This year is almost over, already. Is it ridiculous to say that I don't want it to end? But that would also be a lie, when all I want is to jump into next year and find something happier, something easier, something less painful than this year has been.
I've come to the end of my journal as well. Usually it's enlightening and rather amusing to go back and read through it, and see how far I've come and what all has happened. I tend to write some ridiculous things that should never be seen or read aloud! But this time... this time my hands shake and my eyes blur and sometimes I can't get through half an entry before dropping the little spiral bound notebook and holding my head.
"May 24, 2011
...I want you to know beautiful music. I want you to be familiar with all of the great classical composers and their many thousands upon thousands of works. I want you to fall asleep to Andrea Boccelli, Sarah Brightman, Celtic Women. I want to dance with you to the music of my heritage - fiddling! In all of it's glorious forms from Jerry Holland, Jennifer Roland, Winston Fitzgerald... Oh, I can't even think of all the music I want you to know!
Lovely child of mind, I'm so looking forward to getting to know you. Learning your language, personality, characteristics... you're a whole new person, yet made up of your daddy and I. I want to be the best mother on earth, even though I know that's impossible. I want you to love us as much as we're going to love you."

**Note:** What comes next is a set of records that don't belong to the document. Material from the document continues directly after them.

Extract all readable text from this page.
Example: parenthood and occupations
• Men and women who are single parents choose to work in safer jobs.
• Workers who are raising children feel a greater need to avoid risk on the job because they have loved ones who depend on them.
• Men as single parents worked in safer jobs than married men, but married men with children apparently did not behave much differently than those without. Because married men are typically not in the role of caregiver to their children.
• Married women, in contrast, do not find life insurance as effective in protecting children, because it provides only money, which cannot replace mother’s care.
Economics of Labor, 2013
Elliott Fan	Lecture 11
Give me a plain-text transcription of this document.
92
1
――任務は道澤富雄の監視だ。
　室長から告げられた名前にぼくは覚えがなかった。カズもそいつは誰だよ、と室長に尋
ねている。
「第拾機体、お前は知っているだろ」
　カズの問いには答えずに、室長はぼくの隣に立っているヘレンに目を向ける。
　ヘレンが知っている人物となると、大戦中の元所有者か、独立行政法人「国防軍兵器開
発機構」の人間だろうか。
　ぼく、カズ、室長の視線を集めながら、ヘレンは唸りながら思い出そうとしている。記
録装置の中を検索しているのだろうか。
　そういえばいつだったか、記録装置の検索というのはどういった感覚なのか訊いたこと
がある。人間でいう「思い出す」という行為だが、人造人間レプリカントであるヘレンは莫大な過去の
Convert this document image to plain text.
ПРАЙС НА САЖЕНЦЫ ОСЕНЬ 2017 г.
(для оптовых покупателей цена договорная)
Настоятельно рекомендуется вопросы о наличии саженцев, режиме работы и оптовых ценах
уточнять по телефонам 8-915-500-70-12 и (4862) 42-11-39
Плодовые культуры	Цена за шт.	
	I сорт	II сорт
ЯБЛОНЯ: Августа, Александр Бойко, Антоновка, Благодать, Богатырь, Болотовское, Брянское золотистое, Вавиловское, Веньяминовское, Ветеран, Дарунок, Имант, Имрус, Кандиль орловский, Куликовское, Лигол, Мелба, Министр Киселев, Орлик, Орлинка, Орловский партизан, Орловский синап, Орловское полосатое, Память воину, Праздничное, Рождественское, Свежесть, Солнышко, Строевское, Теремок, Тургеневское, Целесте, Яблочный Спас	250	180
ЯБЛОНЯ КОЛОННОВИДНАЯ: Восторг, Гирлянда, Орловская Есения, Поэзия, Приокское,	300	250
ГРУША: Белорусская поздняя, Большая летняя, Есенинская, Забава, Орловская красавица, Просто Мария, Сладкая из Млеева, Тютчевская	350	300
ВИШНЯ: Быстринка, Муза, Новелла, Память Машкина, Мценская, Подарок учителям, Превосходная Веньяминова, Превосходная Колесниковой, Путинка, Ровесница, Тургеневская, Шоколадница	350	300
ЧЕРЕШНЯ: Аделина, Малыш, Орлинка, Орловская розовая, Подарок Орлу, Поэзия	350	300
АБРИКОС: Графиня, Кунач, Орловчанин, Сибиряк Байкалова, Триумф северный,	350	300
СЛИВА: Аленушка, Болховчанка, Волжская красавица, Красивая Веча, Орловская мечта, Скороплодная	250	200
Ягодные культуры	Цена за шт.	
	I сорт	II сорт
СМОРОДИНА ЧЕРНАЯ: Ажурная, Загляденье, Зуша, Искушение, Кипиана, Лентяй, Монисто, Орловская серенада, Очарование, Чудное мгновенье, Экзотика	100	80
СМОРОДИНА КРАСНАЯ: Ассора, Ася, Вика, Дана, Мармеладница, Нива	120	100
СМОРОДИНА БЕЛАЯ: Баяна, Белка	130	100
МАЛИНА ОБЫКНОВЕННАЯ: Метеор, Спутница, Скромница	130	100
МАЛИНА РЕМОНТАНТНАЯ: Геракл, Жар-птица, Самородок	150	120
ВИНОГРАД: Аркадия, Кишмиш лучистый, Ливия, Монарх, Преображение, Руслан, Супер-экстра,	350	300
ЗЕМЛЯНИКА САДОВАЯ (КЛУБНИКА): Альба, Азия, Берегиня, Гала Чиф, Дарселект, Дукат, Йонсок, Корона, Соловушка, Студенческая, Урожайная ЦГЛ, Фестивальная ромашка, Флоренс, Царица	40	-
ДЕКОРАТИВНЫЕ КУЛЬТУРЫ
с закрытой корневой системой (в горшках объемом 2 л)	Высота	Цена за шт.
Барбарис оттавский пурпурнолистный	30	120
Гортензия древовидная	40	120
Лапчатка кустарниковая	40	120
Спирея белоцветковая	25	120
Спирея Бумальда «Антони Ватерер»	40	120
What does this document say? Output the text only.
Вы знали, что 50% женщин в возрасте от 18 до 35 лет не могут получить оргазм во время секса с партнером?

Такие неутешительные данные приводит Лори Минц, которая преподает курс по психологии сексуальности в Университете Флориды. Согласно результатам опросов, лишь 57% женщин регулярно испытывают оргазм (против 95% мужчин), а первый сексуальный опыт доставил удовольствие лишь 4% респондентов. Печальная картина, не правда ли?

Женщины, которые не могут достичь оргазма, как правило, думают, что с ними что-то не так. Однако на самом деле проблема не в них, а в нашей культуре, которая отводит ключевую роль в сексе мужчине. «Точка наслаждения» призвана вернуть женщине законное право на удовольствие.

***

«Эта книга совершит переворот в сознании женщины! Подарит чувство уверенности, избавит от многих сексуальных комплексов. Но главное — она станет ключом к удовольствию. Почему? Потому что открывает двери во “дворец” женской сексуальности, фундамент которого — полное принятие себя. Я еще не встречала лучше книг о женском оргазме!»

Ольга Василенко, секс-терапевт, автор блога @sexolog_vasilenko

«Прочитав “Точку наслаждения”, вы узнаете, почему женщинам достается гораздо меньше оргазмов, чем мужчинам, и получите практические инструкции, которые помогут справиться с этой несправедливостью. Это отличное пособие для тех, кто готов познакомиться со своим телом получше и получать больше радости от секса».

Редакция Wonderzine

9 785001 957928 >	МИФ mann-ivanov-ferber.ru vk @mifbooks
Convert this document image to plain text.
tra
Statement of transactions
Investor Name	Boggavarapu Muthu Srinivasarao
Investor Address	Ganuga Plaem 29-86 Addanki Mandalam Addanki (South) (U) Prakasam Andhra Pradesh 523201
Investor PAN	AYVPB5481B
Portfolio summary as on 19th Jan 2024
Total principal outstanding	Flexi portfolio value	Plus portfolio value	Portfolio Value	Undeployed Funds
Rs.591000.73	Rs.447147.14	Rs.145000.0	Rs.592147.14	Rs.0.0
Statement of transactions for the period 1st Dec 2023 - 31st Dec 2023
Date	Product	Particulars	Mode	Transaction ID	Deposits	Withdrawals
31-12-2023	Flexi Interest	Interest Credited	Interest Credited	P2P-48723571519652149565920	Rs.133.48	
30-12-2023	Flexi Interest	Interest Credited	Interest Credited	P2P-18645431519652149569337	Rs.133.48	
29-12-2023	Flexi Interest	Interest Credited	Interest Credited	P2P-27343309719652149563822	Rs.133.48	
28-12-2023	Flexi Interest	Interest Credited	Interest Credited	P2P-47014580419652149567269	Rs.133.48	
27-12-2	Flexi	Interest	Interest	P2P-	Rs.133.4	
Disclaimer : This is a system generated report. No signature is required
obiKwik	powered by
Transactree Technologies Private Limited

I couldn't even fathom my own joy. Yes, I was hellishly exhausted, but I felt as if we'd been chosen out of all the humans in existence to do something special, something big; to change the world with this baby. We were, at the same time, terrified. Everything was going to change, our lives would always be different. We would never be just David and Charisa again, but that was okay. We'd have a little Christmas baby all our own, to gush over and love and screw up in our own perfect way.
"June 18, 2011
I've carried you in my body for 14 weeks. Fourteen weeks today. I've never felt you move... never heard your heart beating... but I have loved you. Oh! how I love you! I knew you were there by the soft swell of my belly, the heightened sense of smell because there were two of us now, the exhaustion I felt as my body gave all of it's energy to you. You, my baby, needed it to be strong and healthy, to grow and develop. I knew I loved you by the dreams which filled my heart. Dreams of your tiny hands around my fingers, dreams of your perfect little body in your daddy's arms... I love you because you are made of both your daddy and me. You are the perfect combination of our love together... My first baby; full of every potential and every good thing. I love you so!
But yesterday the doctor told us that your heart was not beating; your life is not there. He was so cold and abrupt that it made me disbelieve him. He can't be right - I know you're inside me, wiggling and swimming and growing. As David and I just stared at him, stunned beyond words, he let a flurry of medical terms fly at us and eventually made some form of a condolence. And that was it.
I saw you in the ultrasound. You looked so tiny and lost and still, your little chest dark and vacant where a heartbeat should be radiating off the screen. I wanted to hold you and shake life into your barely-formed body. I could see your perfect head and tiny spine connecting with wee little arms and legs. How could you look so complete, and yet be missing so much?"
As I died in the face of the harshest loss I've ever known, I knew that nothing would ever be the same after this. I knew that this grief was cutting an eternal gash in my soul, and all kinds of buried issues would come to light. I knew that David and I were changed, and that the bliss we'd had for two years had come to an abrupt and violent end.
I was unprepared for the immense feeling of failure, the doubts that I would never be a good mother. How could I be, when my baby was inches from my fingertips and I had no idea - no premonition, no instinct that he was in trouble? The agonizing helplessness as I waited for nature to finish the process. The anger at needing medical intervention after 3 weeks of waiting; I couldn't even end the damn process on my own. Looking back, I know it's because we were both too stubborn. I wasn't ready in the slightest to let go of my child.
Hell sucks. Grieving sucks. Grieving while going through hell sucks.The depth of insanity I fell into cannot be described, and I couldn't escape it. Healing has been slow, so slow in coming. Every relationship in my life has suffered, especially my marriage. It's unfair that in the midst of grieving when you should be leaning on each other for strength, you're both too shattered to even sit on your own.
But though healing is slow, it has come. Quietly, carefully, almost invisibly at times. We've lost everything, been stripped down to skeletal framework, and lived somewhere below rock bottom. Yet, as the Psalmist cries "You, who have shown me great and severe troubles, shall revive me again, and bring me up again from the depths of the earth. You shall increase my greatness, and comfort me on every side." Ps. 71:20,21
I don't want to face Christmas without a newborn baby. I want to be terrified that next year wont be better. I don't want to leave this year - the year that we became parents. But none of that really matters, because time wont stop for the grieving. And in a way that's a good thing. If we stopped here, we could never find the beautiful things up ahead.